NWS Warns of Potential Flash Floods, Emergency Management Issues Travel Advisory
With a total of 2 inches to 4 inches of rain on its way to drench New York City, the National Weather Service has issued a Flash Flood Watch that begins tonight at 8pm and runs through 5pm tomorrow.
“A Nor’easter is about to hit our area,” reported weather enthusiast Yaker Bigeleisen. “The rain will start this evening and pick up in intensity by tomorrow morning, when we will see heavy rain through the day and later in the afternoon.
“Strong winds are expected to blow at 40 to 50 mph, with gusts up to 60 plus miles per hour.”
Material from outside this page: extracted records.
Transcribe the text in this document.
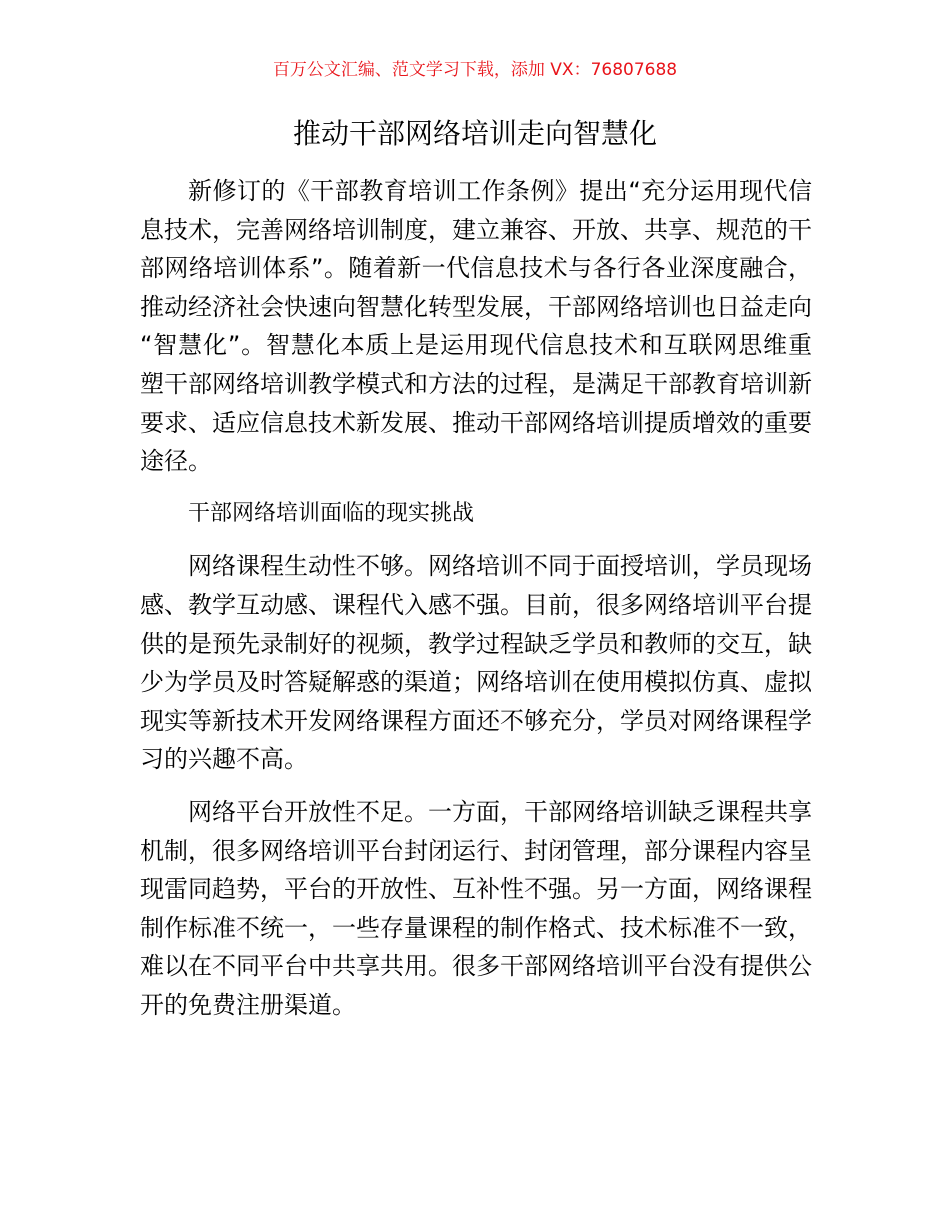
百万公文汇编、范文学习下载，添加 VX：76807688
推动干部网络培训走向智慧化

新修订的《干部教育培训工作条例》提出“充分运用现代信息技术，完善网络培训制度，建立兼容、开放、共享、规范的干部网络培训体系”。随着新一代信息技术与各行各业深度融合，推动经济社会快速向智慧化转型发展，干部网络培训也日益走向“智慧化”。智慧化本质上是运用现代信息技术和互联网思维重塑干部网络培训教学模式和方法的过程，是满足干部教育培训新要求、适应信息技术新发展、推动干部网络培训提质增效的重要途径。

干部网络培训面临的现实挑战

网络课程生动性不够。网络培训不同于面授培训，学员现场感、教学互动感、课程代入感不强。目前，很多网络培训平台提供的是预先录制好的视频，教学过程缺乏学员和教师的交互，缺少为学员及时答疑解惑的渠道；网络培训在使用模拟仿真、虚拟现实等新技术开发网络课程方面还不够充分，学员对网络课程学习的兴趣不高。

网络平台开放性不足。一方面，干部网络培训缺乏课程共享机制，很多网络培训平台封闭运行、封闭管理，部分课程内容呈现雷同趋势，平台的开放性、互补性不强。另一方面，网络课程制作标准不统一，一些存量课程的制作格式、技术标准不一致，难以在不同平台中共享共用。很多干部网络培训平台没有提供公开的免费注册渠道。
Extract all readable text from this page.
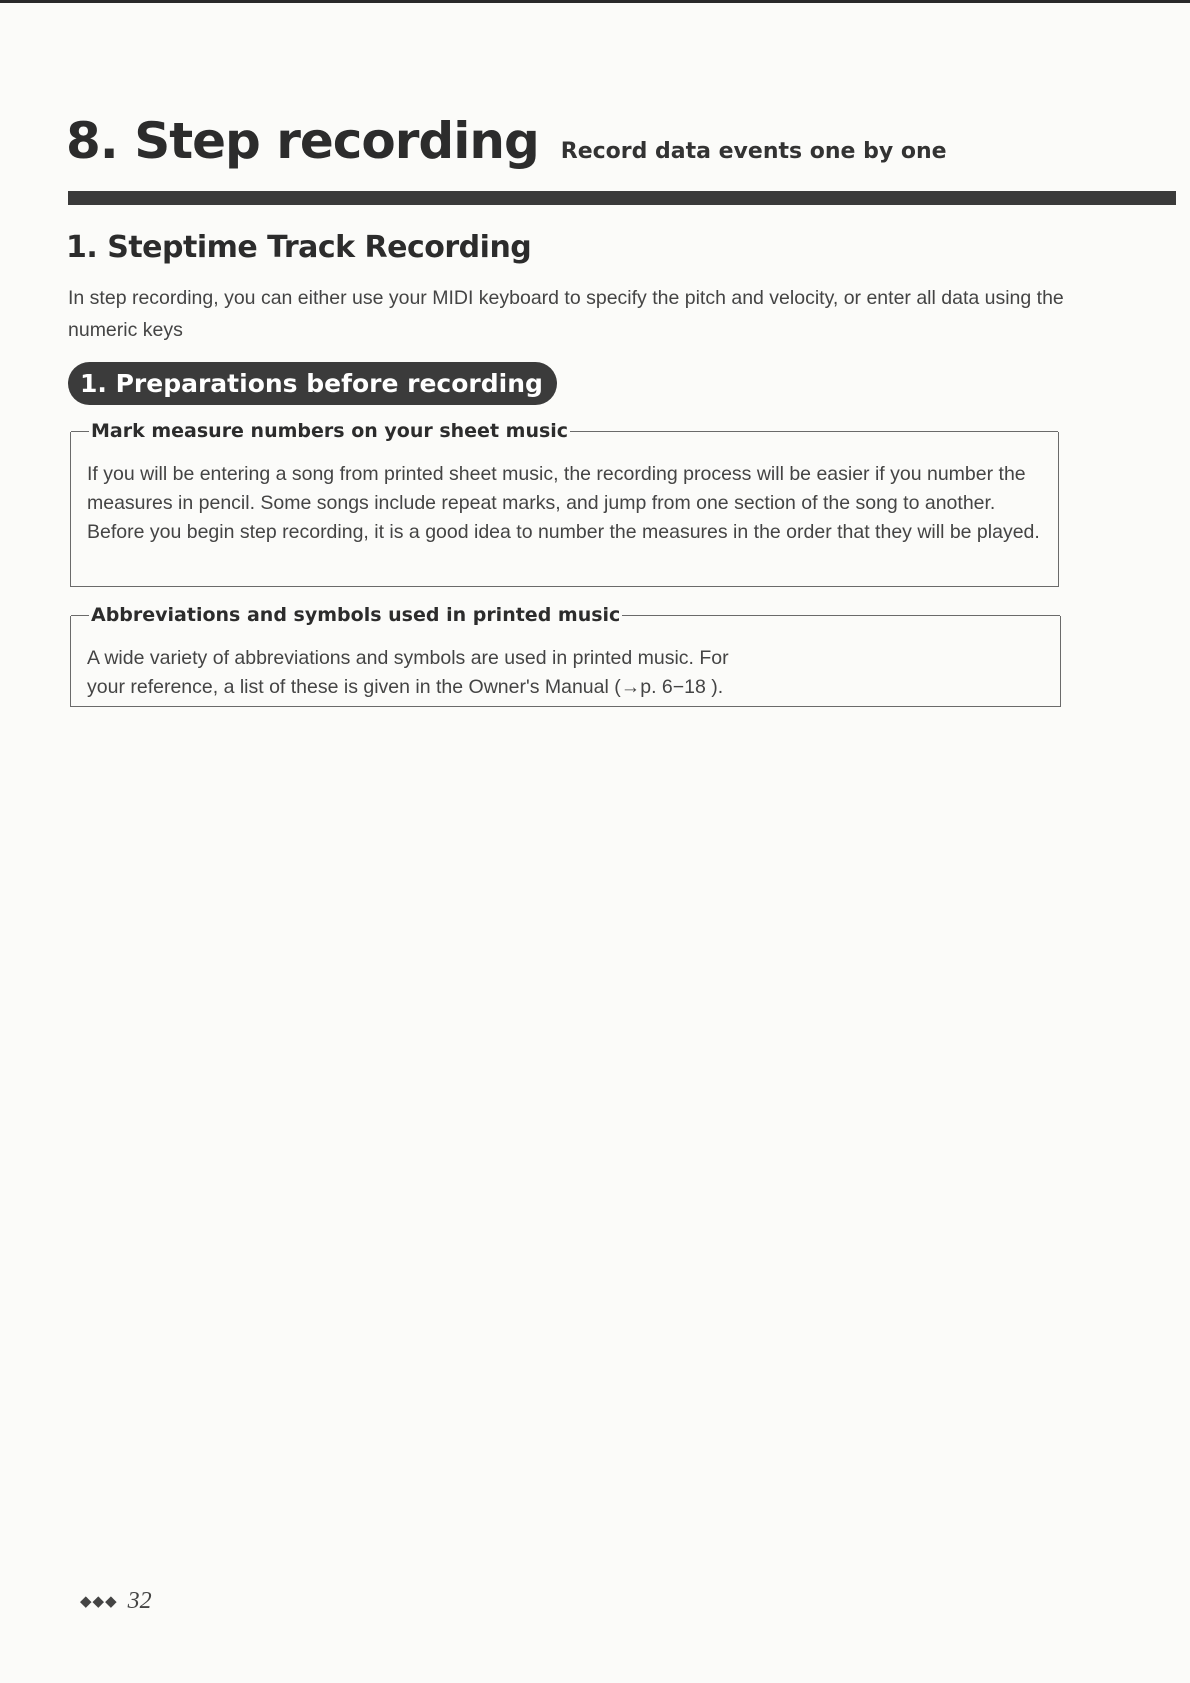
8. Step recording Record data events one by one
1. Steptime Track Recording
In step recording, you can either use your MIDI keyboard to specify the pitch and velocity, or enter all data using the numeric keys
1. Preparations before recording
Mark measure numbers on your sheet music
If you will be entering a song from printed sheet music, the recording process will be easier if you number the measures in pencil. Some songs include repeat marks, and jump from one section of the song to another. Before you begin step recording, it is a good idea to number the measures in the order that they will be played.
Abbreviations and symbols used in printed music
A wide variety of abbreviations and symbols are used in printed music. For
your reference, a list of these is given in the Owner's Manual (→p. 6−18 ).
◆◆◆ 32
Although rainfall is expected, this morning, Mayor Bill de Blasio said that the wet weather “does not seem like a major event.”
“This is not the kind of super-intense rain we have seen previously,” the mayor said. “We are expecting a total of between two and four inches of rain between now and Tuesday.
“That is a small amount a rain spread out between two days, but we will have a flash flood watch up that we will constantly update.
The city will remain hypervigilant to watch for any changes, the mayor said.
The heavy rainfall, likely, will impact both the morning and evening commutes, and the city’s Emergency Management has issued a travel advisory.
Although the rain likely will not be overwhelming, it may cause flooding in the city, including on highways, streets, underpasses, as well as other poor drainage or low-lying spots,” said Andrew D’Amora, the acting commissioner of the NYC Emergency Management. “New Yorkers should give themselves additional travel time and take the appropriate precautions if they must move about the city during the storm.”
“If you see an area that seems flooded, please stay out of it,” the mayor reminded New Yorkers.
The peak of the oncoming storm will be tomorrow afternoon, informed Mr. Bigeleisen, who warned that Boro Parkers should be aware of falling trees and clogged sewers.
“The weight caused by the drenched leaves that remain on the trees could lead to trees snapping from the wind,” Mr. Bigeleisen warned. “Also, when the wind blows off the leaves, the sewer gets clogged and that leads to more flooding.”
In addition, New Yorkers should try to keep off the roads, he said: especially at the times of peak rainfall, which are tomorrow morning and afternoon.
“Power outages are expected,” Mr. Bigeleisen said, “especially in vulnerable areas that lose electricity easily.
The storm will be over by Wednesday morning, when the city likely will see some lingering showers, Mr. Bigeleisen predicted.